Das Wort hallte in der Höhle wider.

»Mein Reich ist die Wüste - und sie ist auch mein Werk. Wohin auch immer ich mich wende, alles um mich her muß zur Wüste werden. Ich trage sie mit mir. Ich bin aus tödlichem Feuer. Wie also könnte mir etwas anderes bestimmt sein als immerwährende Einsamkeit?«

Bastian schwieg bestürzt.

»Du, Herr«, fuhr der Löwe fort, indem er auf den Jungen zutrat und ihm mit glühenden Augen ins Gesicht sah, »der du das Zeichen der Kindlichen Kaiserin trägst, kannst du mir Antwort geben: Warum muß ich sterben, wenn die Nacht hereinbricht?«

»Damit in der Wüste der Farben Perelín, der Nachtwald, wachsen kann«, sagte Bastian.
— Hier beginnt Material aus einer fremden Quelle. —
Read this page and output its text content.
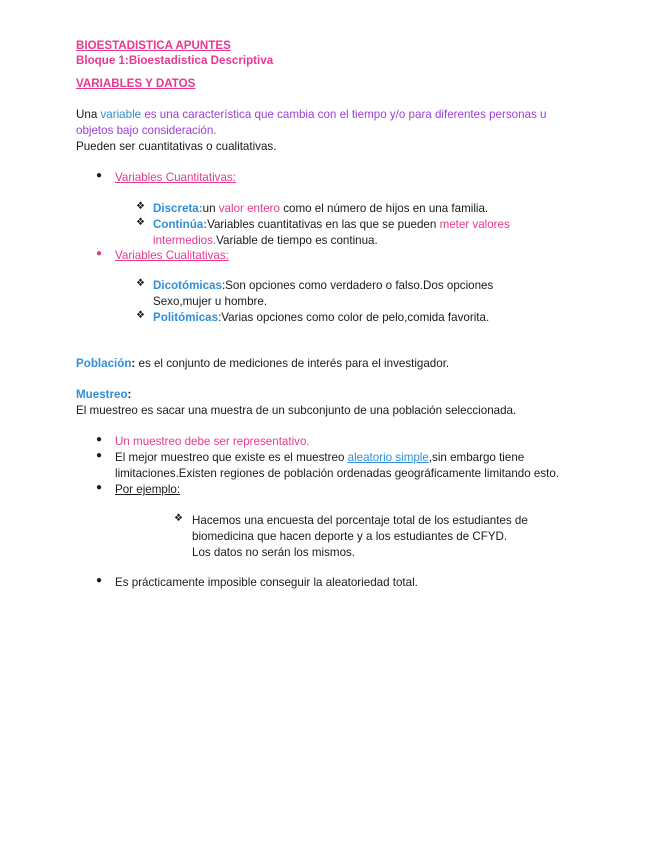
BIOESTADISTICA APUNTES
Bloque 1:Bioestadistica Descriptiva
VARIABLES Y DATOS
Una variable es una característica que cambia con el tiempo y/o para diferentes personas u
objetos bajo consideración.
Pueden ser cuantitativas o cualitativas.
● Variables Cuantitativas:
❖ Discreta:un valor entero como el número de hijos en una familia.
❖ Continúa:Variables cuantitativas en las que se pueden meter valores
intermedios.Variable de tiempo es continua.
● Variables Cualitativas:
❖ Dicotómicas:Son opciones como verdadero o falso.Dos opciones
Sexo,mujer u hombre.
❖ Politómicas:Varias opciones como color de pelo,comida favorita.
Población: es el conjunto de mediciones de interés para el investigador.
Muestreo:
El muestreo es sacar una muestra de un subconjunto de una población seleccionada.
● Un muestreo debe ser representativo.
● El mejor muestreo que existe es el muestreo aleatorio simple,sin embargo tiene
limitaciones.Existen regiones de población ordenadas geográficamente limitando esto.
● Por ejemplo:
❖ Hacemos una encuesta del porcentaje total de los estudiantes de
biomedicina que hacen deporte y a los estudiantes de CFYD.
Los datos no serán los mismos.
● Es prácticamente imposible conseguir la aleatoriedad total.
»Perelín?« wiederholte der Löwe, »was ist das?«

Und nun erzählte Bastian von den Wundern des Dschungels, der aus lebendigem Licht bestand. Während Graógramán reglos und staunend zuhörte, schilderte er ihm die Vielfalt und Herrlichkeit der glimmenden und phosphoreszierenden Pflanzen, die sich aus sich selbst vermehrten, ihr unaufhaltsames lautloses Wachstum, ihre traumhafte Schönheit und Größe. Er redete sich in Begeisterung und Graógramáns Augen glühten immer heller.
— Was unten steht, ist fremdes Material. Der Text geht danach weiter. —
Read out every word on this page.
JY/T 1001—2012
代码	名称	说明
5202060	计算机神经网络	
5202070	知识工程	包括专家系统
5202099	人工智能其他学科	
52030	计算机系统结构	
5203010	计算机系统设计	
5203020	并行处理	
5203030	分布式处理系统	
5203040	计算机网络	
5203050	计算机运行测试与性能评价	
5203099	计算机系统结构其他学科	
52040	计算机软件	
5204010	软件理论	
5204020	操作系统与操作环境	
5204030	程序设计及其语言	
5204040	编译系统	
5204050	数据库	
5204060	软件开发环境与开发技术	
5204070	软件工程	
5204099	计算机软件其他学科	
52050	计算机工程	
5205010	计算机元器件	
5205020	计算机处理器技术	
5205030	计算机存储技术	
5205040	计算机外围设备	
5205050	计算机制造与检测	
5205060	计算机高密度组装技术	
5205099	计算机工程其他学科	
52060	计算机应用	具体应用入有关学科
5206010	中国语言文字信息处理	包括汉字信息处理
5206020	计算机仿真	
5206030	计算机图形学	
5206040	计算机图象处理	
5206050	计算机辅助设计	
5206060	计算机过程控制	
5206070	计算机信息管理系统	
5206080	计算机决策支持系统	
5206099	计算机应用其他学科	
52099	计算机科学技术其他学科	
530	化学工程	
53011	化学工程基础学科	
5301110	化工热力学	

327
»Und das alles«, schloß Bastian, »kann nur da sein, während du versteinert bist. Aber Perelín würde alles verschlingen und an sich selbst ersticken, wenn er nicht immer wieder sterben und zu Staub zerfallen müßte, sobald du aufwachst. Perelín und du, Graógramán, ihr gehört zusammen.«

Graógramán schwieg lange.

»Herr«, sagte er dann, »ich sehe nun, daß mein Sterben Leben gibt und mein Leben den Tod, und beides ist gut. Jetzt verstehe ich den Sinn meines Daseins. Ich danke dir.«

Er schritt langsam und feierlich in den dunkelsten Winkel der Höhle. Was er dort tat, konnte Bastian nicht sehen, aber er hörte ein metallenes Klirren. Als Graógramán zurückkehrte, trug er etwas im Maul, das er mit einer tiefen Verneigung seines Hauptes vor Bastians Füße legte.

Es war ein Schwert.

Allerdings sah es nicht gerade prächtig aus. Die eiserne Scheide, in der es steckte, war verrostet und der Griff sah fast aus wie der eines Kindersäbels aus irgendeinem alten Holzstück.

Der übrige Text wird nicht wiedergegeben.